Calabasas Peak is a mountain located in the Santa Monica Mountains in the city of Calabasas, California. The summit is accessible via the Calabasas Peak Motorway, a wide trail maintained by the Santa Monica Mountains Conservancy. The Calabasas Peak Motorway is accessible from Old Topanga Canyon Road and Stunt Road trailheads, as well as an informal path on a trailhead on Mulholland Highway.

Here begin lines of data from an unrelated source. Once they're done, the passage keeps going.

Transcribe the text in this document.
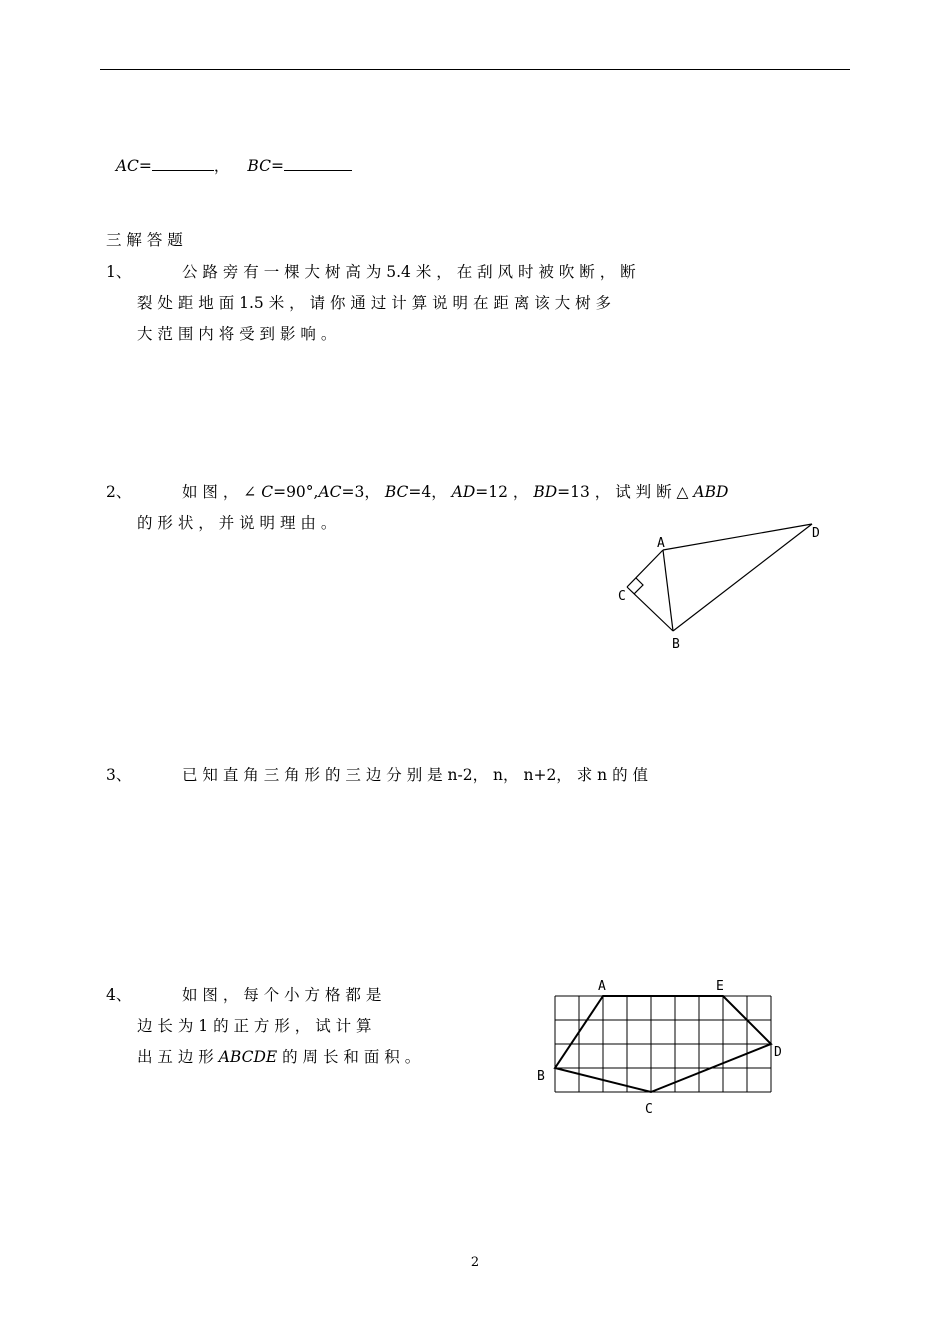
AC=	， BC=

三 解 答 题
1、	公 路 旁 有 一 棵 大 树 高 为 5.4 米 ， 在 刮 风 时 被 吹 断 ， 断
裂 处 距 地 面 1.5 米 ， 请 你 通 过 计 算 说 明 在 距 离 该 大 树 多
大 范 围 内 将 受 到 影 响 。
2、	如 图 ， ∠ C=90°,AC=3， BC=4， AD=12 ， BD=13 ， 试 判 断 △ ABD
的 形 状 ， 并 说 明 理 由 。
A
D
C
B
3、	已 知 直 角 三 角 形 的 三 边 分 别 是 n-2， n， n+2， 求 n 的 值
4、	如 图 ， 每 个 小 方 格 都 是
边 长 为 1 的 正 方 形 ， 试 计 算
出 五 边 形 ABCDE 的 周 长 和 面 积 。
A	E
D
B
C
2
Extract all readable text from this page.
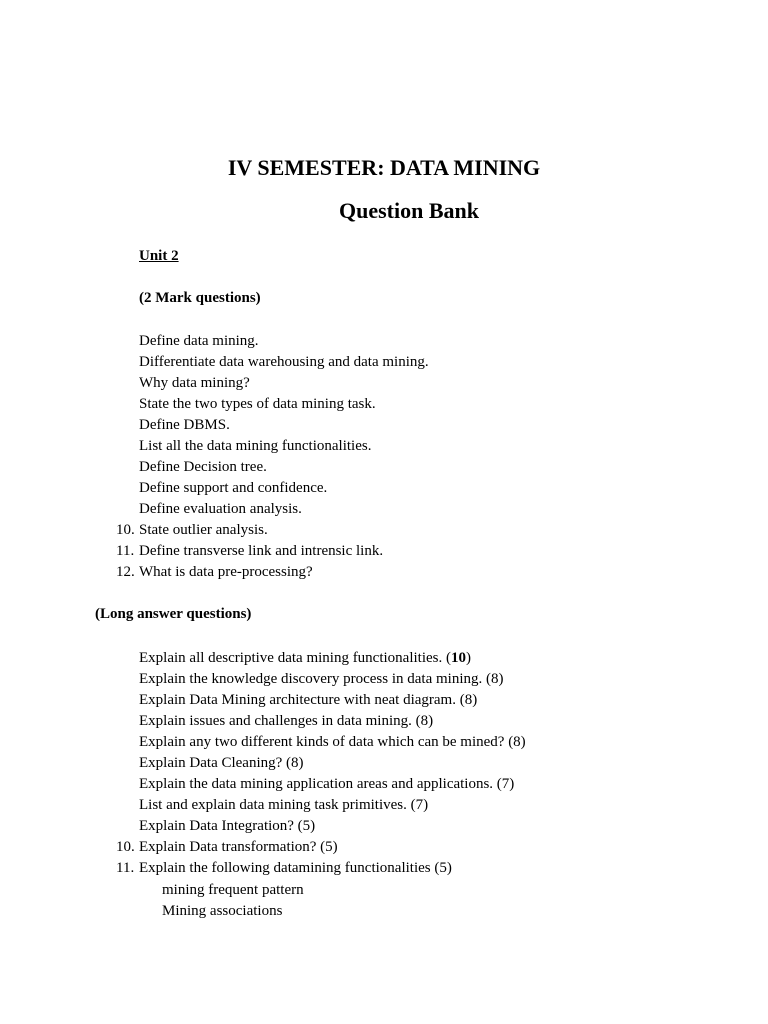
IV SEMESTER: DATA MINING
Question Bank
Unit 2
(2 Mark questions)
Define data mining.
Differentiate data warehousing and data mining.
Why data mining?
State the two types of data mining task.
Define DBMS.
List all the data mining functionalities.
Define Decision tree.
Define support and confidence.
Define evaluation analysis.
10. State outlier analysis.
11. Define transverse link and intrensic link.
12. What is data pre-processing?
(Long answer questions)
Explain all descriptive data mining functionalities. (10)
Explain the knowledge discovery process in data mining. (8)
Explain Data Mining architecture with neat diagram. (8)
Explain issues and challenges in data mining. (8)
Explain any two different kinds of data which can be mined? (8)
Explain Data Cleaning? (8)
Explain the data mining application areas and applications. (7)
List and explain data mining task primitives. (7)
Explain Data Integration? (5)
10. Explain Data transformation? (5)
11. Explain the following datamining functionalities (5)
mining frequent pattern
Mining associations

The peak is the highest point in a wide ascent that runs parallel to Mulholland Highway, which is a part of the larger Santa Monica Mountains. The mountain is vegetated by dwarf forest shrubbery and chaparral plants around the mountainside and ascending trail, but is composed of large rock formations and sand at the peak. Certain wildlife and animals are a common sight around the mountain range, including deer, rattlesnakes, and coyotes.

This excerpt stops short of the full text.